Ich habe auch eine Menge über die richtige Unterlage gelernt. Für eine schwere Tapete mit dickem Muster braucht es einen guten Untergrund. Das habe ich bei meiner ersten Renovierung schmerzhaft erfahren. Die Tapete hat sich nach ein paar Monaten an den Stößen gelöst. Jetzt achte ich darauf, dass die Wand glatt und trocken ist. Bei meiner neuen Tapete im Wohnzimmer habe ich extra einen Vliesgrund aufgetragen. Das klingt nach viel Arbeit, aber es lohnt sich. Denn eine schief hängende Tapete ist ein ständiger Störfaktor im Raum. Die Mühe, die ich mir bei der Vorbereitung mache, zeigt sich später in der sauberen Optik und der Langlebigkeit der Wandgestaltung.
Wenn ich an die Zukunft denke, sehe ich eine Mischung aus den aktuellen Trends. Die Naturtapete bleibt, aber sie wird mutiger kombiniert.

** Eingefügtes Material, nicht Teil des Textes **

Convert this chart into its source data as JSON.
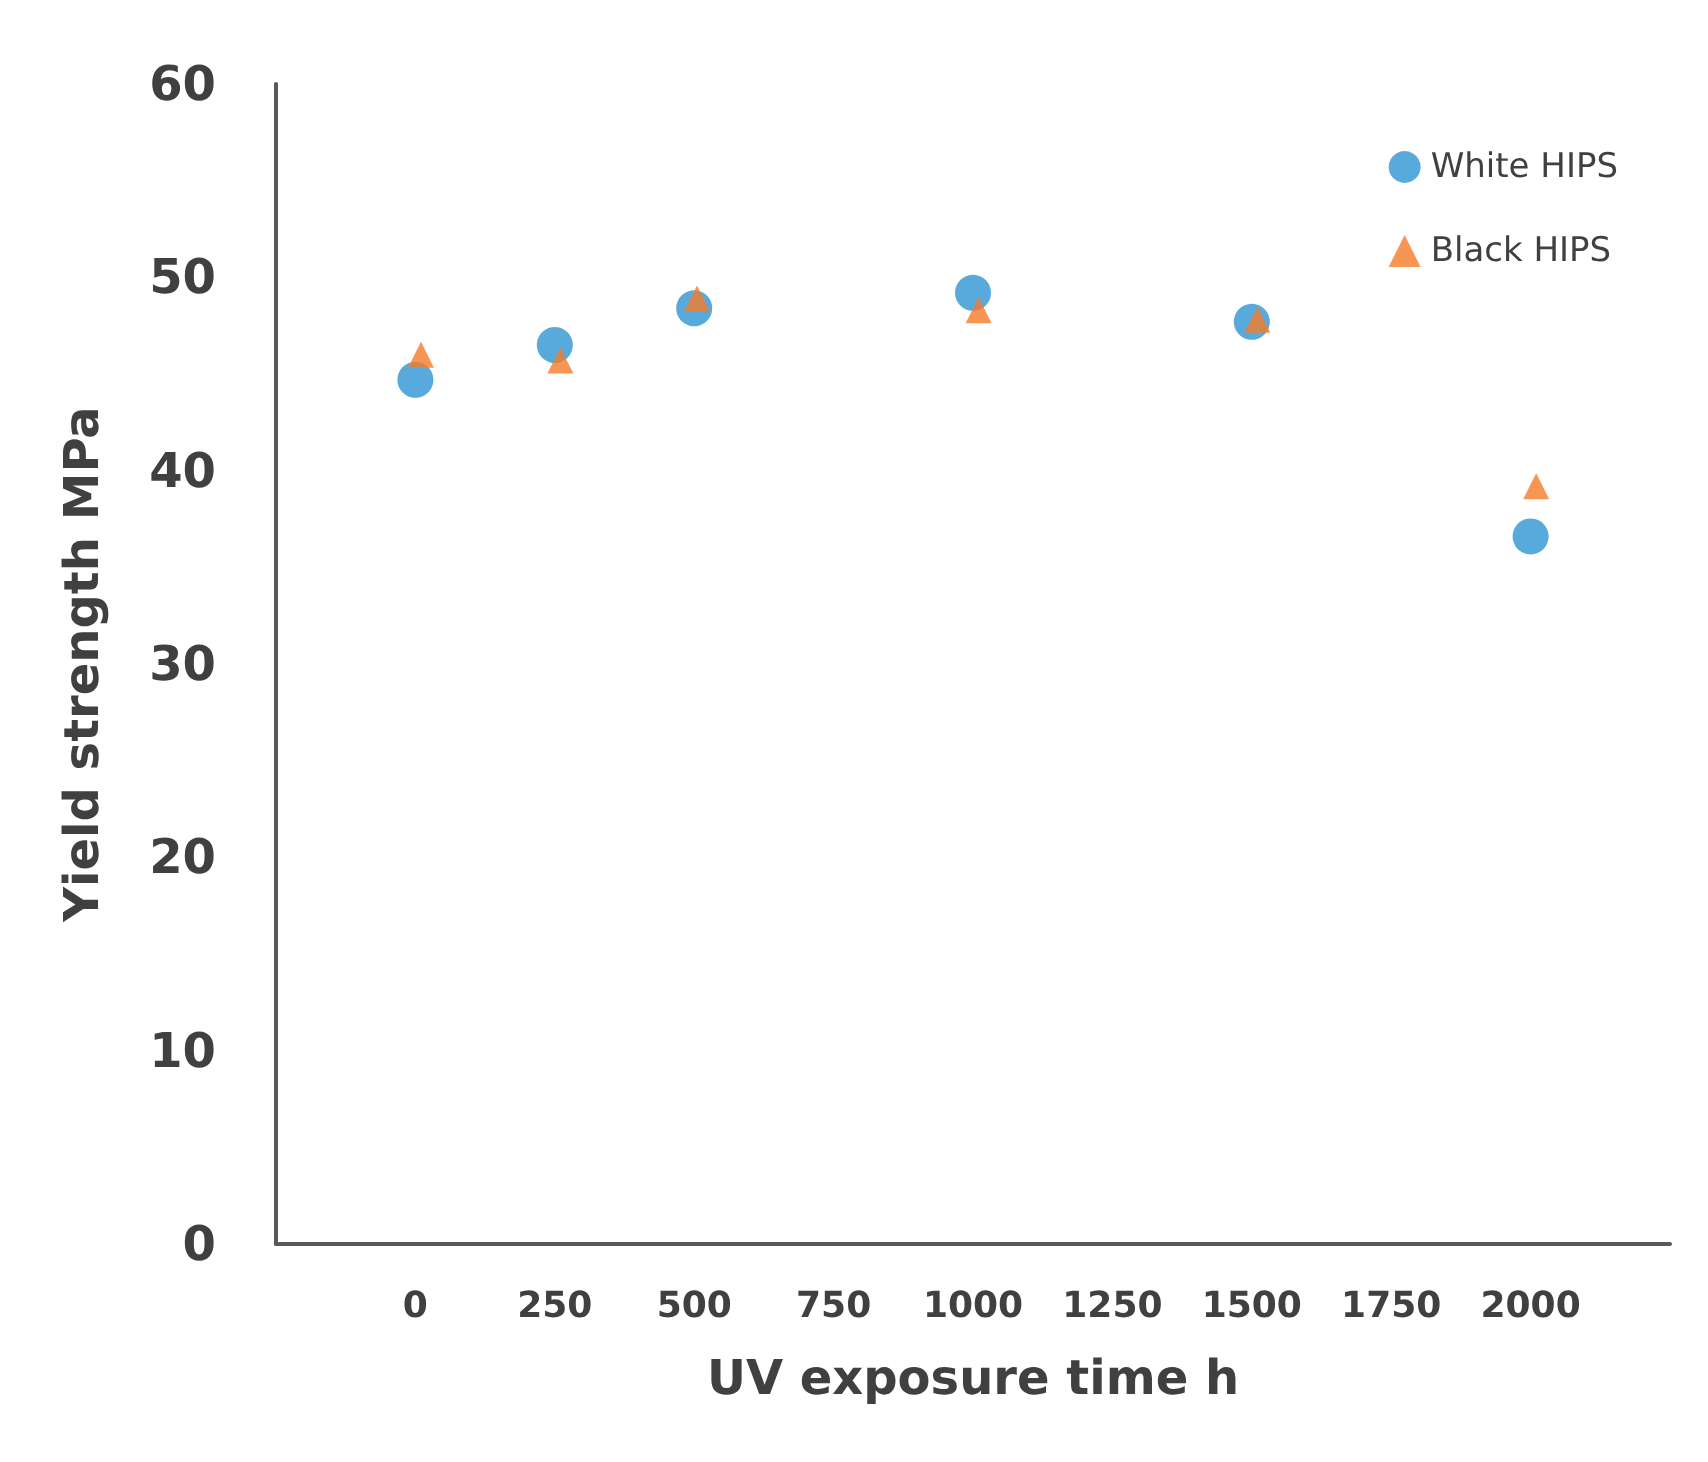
{
  "chart_data": {
    "type": "scatter",
    "xlabel": "UV exposure time h",
    "ylabel": "Yield strength MPa",
    "series": [
      {
        "name": "White HIPS",
        "color": "#2e95d3",
        "marker": "circle",
        "x": [
          0,
          250,
          500,
          1000,
          1500,
          2000
        ],
        "values": [
          44.7,
          46.5,
          48.4,
          49.2,
          47.7,
          36.6
        ]
      },
      {
        "name": "Black HIPS",
        "color": "#f57c28",
        "marker": "triangle",
        "x": [
          10,
          260,
          505,
          1010,
          1510,
          2010
        ],
        "values": [
          46.0,
          45.7,
          48.9,
          48.3,
          47.8,
          39.2
        ]
      }
    ],
    "xlim": [
      -250,
      2250
    ],
    "xticks": [
      0,
      250,
      500,
      750,
      1000,
      1250,
      1500,
      1750,
      2000
    ],
    "ylim": [
      0,
      60
    ],
    "yticks": [
      0,
      10,
      20,
      30,
      40,
      50,
      60
    ],
    "grid": false,
    "legend": "top right"
  }
}
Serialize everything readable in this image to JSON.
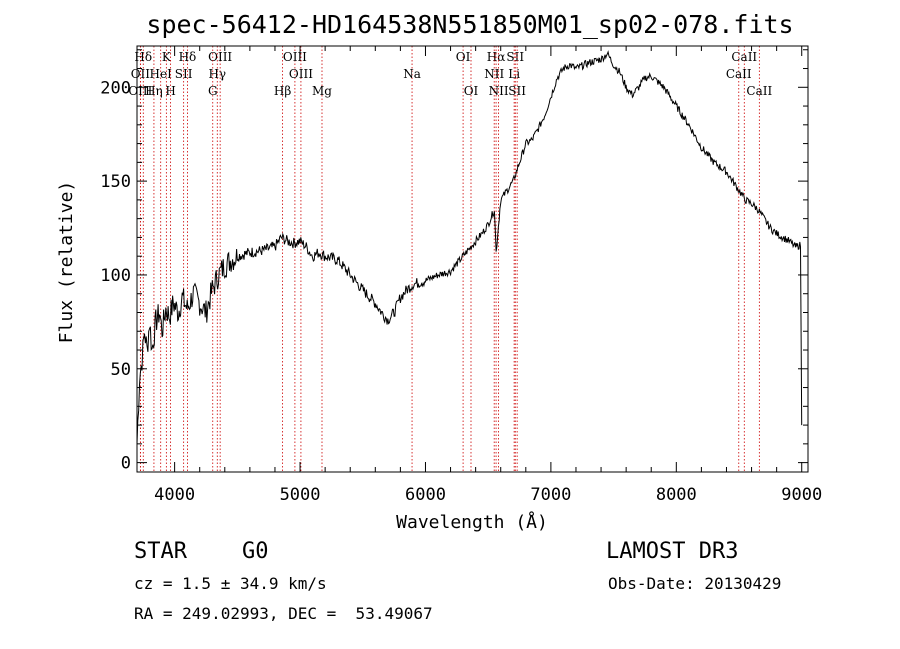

Vielleicht ein Streifenmuster im Flur und eine Blättertapete im Wohnzimmer, verbunden durch eine Farbe, die in beiden Mustern vorkommt. Ich könnte mir auch vorstellen, eine Tapete nur als breite Bordüre unter der Decke zu verwenden, um einen Raum zu rahmen. Das wäre eine dezente Art, einen Trend aufzugreifen, ohne das ganze Zimmer zu tapezieren. Letztendlich geht es darum, dass die Wände meine Persönlichkeit widerspiegeln und nicht die eines Zeitschriftencovers. Die Tapetentrends sind eine Inspiration, aber der Mut zur eigenen Entscheidung macht den Unterschied.